Habituellement deux couvées ont lieu, occasionnellement trois, dont les cycles complets sont très rapides.

Le couple est monogame mais uniquement pour la période de nidification. Il se montre très territorial.

Le nid est bâti au sol caché parmi les herbes, parfois sur un terrain complètement plat mais le plus souvent sur des rives en pente où sur des petites buttes et des terre-pleins ou encore sur les bords des fossés ou les talus de petites routes de campagne mais toujours sur la partie haute de la pente et habituellement exposé au Sud, merveilleusement caché à la vue parce que couvert par la touffe retombante des herbes à la base desquelles il est placé.

Dire caché ne reflète pas vraiment la réalité, il est tellement bien dissimulé qu’il est impossible de le découvrir même si on en est très proche. Souvent, pour en atteindre l’entrée l’oiseau construit un court tunnel dans l’herbe par lequel il se glisse dans le nid.

Ce nid est constitué de brins d’herbe, de mousses et de lichens, de paille, de poils et de petites racines qui remplissent une légère dépression creusée au sol, jusqu’à former une coupe bien marquée et assez profonde.

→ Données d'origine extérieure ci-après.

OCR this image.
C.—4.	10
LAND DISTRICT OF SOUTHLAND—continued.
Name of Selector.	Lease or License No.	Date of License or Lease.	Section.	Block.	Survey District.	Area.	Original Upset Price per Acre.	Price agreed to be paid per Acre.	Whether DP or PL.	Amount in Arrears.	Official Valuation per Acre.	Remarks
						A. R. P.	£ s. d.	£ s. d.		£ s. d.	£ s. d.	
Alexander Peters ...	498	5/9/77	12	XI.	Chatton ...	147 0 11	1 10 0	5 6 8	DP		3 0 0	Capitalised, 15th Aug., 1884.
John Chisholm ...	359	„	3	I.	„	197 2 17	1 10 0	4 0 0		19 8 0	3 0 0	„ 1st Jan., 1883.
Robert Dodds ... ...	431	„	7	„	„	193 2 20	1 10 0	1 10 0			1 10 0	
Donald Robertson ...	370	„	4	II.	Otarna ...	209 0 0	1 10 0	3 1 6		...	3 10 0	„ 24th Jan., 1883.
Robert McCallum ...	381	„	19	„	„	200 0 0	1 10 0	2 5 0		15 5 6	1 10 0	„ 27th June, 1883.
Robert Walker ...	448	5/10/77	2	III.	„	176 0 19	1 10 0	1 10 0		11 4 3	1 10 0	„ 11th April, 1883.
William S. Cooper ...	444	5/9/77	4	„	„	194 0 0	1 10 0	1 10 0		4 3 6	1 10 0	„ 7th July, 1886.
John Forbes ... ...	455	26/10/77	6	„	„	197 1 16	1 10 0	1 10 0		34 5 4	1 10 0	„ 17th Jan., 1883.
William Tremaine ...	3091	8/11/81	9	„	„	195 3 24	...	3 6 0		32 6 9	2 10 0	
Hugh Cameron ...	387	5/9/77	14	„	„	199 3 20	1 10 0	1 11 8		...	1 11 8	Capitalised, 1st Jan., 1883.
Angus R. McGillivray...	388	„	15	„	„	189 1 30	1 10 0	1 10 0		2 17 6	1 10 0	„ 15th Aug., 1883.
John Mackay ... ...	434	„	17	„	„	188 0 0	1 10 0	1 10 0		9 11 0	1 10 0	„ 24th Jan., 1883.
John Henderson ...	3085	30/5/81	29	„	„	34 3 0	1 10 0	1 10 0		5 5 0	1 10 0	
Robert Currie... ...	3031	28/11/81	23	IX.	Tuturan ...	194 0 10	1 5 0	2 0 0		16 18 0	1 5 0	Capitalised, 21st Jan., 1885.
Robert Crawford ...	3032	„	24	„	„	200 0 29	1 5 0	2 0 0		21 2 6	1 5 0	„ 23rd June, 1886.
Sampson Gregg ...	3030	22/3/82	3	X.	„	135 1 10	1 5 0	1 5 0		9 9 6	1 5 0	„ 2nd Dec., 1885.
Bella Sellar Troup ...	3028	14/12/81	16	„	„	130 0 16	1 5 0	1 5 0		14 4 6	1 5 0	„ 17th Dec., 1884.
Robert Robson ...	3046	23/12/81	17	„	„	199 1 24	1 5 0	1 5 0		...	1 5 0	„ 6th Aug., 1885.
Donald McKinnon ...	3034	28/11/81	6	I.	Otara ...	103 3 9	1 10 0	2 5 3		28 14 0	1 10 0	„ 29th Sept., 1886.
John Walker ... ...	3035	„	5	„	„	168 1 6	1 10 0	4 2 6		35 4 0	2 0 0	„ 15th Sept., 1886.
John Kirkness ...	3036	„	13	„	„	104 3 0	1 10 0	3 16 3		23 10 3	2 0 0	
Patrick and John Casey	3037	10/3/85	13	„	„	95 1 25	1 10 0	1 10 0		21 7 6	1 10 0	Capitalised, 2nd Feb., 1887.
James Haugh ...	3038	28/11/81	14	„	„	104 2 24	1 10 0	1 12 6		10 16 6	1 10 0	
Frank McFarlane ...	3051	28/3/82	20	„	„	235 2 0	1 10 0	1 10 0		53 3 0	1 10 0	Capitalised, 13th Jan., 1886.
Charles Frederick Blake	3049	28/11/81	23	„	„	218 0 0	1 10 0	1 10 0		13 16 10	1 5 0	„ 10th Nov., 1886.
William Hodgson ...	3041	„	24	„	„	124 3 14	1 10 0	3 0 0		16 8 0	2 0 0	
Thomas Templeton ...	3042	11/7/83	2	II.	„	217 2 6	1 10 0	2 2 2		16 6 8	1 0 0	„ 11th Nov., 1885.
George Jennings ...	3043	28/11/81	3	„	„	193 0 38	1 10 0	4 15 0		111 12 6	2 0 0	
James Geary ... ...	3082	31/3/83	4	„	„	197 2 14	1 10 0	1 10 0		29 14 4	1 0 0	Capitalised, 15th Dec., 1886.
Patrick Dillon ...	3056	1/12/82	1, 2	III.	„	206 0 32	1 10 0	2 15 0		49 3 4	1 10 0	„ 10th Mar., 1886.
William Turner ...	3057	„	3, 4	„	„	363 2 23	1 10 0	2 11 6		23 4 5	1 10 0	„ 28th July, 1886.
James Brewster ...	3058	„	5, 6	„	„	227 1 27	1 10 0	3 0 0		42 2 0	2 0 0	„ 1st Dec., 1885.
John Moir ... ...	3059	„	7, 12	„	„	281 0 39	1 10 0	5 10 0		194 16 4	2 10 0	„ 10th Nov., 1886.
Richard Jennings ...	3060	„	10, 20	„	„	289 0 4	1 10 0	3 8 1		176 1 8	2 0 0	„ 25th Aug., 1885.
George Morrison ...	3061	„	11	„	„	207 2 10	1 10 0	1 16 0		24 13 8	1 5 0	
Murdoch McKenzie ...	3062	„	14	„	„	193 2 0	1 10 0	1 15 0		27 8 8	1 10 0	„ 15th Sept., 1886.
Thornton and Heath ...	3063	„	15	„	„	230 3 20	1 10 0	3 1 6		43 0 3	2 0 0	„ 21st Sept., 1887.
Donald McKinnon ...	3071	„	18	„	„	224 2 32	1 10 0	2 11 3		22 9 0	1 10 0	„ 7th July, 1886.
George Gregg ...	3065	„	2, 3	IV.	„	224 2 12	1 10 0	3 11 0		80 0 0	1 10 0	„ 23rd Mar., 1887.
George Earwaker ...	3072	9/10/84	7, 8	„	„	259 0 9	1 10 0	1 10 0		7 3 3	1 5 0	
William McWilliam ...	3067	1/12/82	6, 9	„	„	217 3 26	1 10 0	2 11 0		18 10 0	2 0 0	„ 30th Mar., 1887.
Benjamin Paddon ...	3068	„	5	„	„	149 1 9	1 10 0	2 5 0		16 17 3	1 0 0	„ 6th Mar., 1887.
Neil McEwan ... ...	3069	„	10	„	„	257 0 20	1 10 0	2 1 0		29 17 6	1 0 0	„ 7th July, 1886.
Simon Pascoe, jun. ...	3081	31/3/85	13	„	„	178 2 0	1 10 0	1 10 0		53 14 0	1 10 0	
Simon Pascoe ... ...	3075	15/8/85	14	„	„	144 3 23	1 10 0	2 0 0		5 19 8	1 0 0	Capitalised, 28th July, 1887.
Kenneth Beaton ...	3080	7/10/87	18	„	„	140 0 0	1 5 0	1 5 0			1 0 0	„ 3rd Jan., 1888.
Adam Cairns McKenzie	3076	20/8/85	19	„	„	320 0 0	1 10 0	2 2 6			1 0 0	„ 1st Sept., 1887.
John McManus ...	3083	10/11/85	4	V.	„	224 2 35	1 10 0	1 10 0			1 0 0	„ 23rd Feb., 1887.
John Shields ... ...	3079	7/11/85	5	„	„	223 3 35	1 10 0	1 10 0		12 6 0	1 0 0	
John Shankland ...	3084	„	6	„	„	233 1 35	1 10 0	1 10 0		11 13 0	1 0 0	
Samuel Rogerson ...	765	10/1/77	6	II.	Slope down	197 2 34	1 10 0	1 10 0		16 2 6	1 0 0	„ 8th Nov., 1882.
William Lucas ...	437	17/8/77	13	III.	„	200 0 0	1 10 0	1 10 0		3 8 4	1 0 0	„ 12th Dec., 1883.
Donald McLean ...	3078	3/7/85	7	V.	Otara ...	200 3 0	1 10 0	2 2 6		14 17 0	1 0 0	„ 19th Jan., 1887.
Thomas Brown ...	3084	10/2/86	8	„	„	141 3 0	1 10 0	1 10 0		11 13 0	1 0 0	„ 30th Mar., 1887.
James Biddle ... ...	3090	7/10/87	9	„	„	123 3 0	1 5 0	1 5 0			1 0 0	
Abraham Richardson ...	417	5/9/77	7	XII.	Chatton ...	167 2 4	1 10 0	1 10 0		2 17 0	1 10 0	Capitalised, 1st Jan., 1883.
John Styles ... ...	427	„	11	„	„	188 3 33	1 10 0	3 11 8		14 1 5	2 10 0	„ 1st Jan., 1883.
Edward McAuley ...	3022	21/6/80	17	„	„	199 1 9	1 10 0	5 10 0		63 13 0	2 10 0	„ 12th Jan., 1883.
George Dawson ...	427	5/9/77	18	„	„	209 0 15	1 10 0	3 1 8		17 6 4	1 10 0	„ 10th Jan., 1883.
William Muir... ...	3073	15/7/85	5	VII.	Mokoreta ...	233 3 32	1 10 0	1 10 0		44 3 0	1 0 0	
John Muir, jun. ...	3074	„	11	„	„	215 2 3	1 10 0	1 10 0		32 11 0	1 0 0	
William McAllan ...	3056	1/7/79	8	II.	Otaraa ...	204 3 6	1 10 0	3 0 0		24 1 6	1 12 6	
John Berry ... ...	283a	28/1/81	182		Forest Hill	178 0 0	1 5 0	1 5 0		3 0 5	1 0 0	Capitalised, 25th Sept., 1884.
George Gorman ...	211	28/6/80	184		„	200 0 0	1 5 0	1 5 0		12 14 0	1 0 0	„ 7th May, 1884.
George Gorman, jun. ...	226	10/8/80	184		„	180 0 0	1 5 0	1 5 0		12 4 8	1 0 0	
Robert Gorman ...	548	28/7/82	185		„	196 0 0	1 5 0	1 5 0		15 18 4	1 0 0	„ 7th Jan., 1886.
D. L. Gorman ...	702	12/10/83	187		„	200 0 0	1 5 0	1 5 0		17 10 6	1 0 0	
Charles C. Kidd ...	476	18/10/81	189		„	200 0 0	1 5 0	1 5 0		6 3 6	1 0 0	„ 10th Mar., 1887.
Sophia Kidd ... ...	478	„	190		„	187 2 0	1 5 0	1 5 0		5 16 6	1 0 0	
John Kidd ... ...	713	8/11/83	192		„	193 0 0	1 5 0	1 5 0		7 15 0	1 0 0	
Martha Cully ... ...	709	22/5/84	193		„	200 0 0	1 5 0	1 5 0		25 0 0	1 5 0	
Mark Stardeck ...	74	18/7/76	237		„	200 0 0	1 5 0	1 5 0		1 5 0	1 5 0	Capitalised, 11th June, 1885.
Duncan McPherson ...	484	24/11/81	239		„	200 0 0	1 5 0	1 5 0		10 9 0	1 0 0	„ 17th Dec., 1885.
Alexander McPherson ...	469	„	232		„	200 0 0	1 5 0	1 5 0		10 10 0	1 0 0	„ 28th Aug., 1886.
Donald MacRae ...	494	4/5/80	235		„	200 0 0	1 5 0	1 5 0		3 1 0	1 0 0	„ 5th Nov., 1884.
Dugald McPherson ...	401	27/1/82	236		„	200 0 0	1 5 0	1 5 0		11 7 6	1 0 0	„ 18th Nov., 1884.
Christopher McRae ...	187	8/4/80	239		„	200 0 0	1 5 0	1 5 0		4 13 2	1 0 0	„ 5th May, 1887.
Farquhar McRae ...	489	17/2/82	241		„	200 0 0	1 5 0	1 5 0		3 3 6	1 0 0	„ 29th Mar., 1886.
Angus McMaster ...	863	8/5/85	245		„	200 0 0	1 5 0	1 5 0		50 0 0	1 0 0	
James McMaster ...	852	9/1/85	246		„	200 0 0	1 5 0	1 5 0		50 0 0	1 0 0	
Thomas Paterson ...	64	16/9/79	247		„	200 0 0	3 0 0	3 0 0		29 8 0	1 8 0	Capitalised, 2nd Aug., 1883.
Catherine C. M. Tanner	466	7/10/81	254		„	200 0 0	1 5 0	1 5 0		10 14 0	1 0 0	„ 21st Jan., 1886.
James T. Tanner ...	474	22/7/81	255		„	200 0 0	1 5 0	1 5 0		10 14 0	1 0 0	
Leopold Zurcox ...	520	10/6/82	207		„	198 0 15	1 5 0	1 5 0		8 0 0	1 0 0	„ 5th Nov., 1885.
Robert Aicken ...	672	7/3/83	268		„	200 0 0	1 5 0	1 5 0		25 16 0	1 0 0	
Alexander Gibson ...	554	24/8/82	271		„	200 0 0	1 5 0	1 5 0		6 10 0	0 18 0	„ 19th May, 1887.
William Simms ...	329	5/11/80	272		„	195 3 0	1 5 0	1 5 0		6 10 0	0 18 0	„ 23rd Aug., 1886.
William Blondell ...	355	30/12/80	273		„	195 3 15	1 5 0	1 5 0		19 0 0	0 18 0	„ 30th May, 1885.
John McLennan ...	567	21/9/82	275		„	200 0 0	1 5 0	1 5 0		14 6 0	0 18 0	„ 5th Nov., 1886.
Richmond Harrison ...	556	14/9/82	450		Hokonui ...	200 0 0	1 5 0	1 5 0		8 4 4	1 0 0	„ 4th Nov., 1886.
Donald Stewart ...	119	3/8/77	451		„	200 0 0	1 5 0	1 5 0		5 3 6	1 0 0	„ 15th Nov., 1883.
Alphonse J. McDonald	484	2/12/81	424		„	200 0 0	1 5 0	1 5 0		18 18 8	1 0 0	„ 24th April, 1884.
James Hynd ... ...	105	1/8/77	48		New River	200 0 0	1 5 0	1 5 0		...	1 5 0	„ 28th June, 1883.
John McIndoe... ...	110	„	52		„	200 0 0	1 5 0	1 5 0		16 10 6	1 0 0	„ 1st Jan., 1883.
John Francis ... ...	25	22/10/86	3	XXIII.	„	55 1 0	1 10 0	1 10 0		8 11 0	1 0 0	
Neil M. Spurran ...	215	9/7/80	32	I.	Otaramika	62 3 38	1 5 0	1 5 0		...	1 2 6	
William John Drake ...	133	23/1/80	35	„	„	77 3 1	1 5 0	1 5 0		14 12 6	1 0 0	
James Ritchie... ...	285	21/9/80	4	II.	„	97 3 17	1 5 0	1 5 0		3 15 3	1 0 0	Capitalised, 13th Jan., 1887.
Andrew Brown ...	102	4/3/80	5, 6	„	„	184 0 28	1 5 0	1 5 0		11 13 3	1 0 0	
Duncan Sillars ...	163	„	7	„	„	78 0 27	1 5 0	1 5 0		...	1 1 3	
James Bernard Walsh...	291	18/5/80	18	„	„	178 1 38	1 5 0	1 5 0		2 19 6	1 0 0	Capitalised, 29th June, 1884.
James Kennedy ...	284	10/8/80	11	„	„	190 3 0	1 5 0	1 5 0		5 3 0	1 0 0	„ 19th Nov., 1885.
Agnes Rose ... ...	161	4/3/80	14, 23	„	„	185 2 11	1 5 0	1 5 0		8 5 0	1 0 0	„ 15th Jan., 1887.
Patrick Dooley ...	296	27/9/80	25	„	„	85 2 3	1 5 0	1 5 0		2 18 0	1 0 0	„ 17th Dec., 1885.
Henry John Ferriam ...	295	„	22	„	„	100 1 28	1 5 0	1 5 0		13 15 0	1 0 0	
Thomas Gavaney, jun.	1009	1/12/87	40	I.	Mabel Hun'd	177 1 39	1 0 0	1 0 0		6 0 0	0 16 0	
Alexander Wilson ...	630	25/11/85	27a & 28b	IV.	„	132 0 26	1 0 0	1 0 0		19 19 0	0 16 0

La femelle y pond en général 5-6 œufs d’une couleur bleutée parfois très vive, tachetés finement de brun et qu’elle couve seule pendant deux semaines. Les jeunes restent au nid deux semaines encore avec des sorties précoces qui voient souvent les oisillons sortir du nid et se promener aux alentours tant qu’ils ne sont pas aptes au vol.

Le Tarier pâtre est insectivore pendant la plus grande partie de l’année, surtout pendant la période de nidification. Il mange des insectes aussi bien volants que terrestres, des araignées et des vers. Les petits lépidoptères et les diptères sont particulièrement appréciés et il les capture au vol avec une grande habileté, en s’élançant de ses perchoirs habituels.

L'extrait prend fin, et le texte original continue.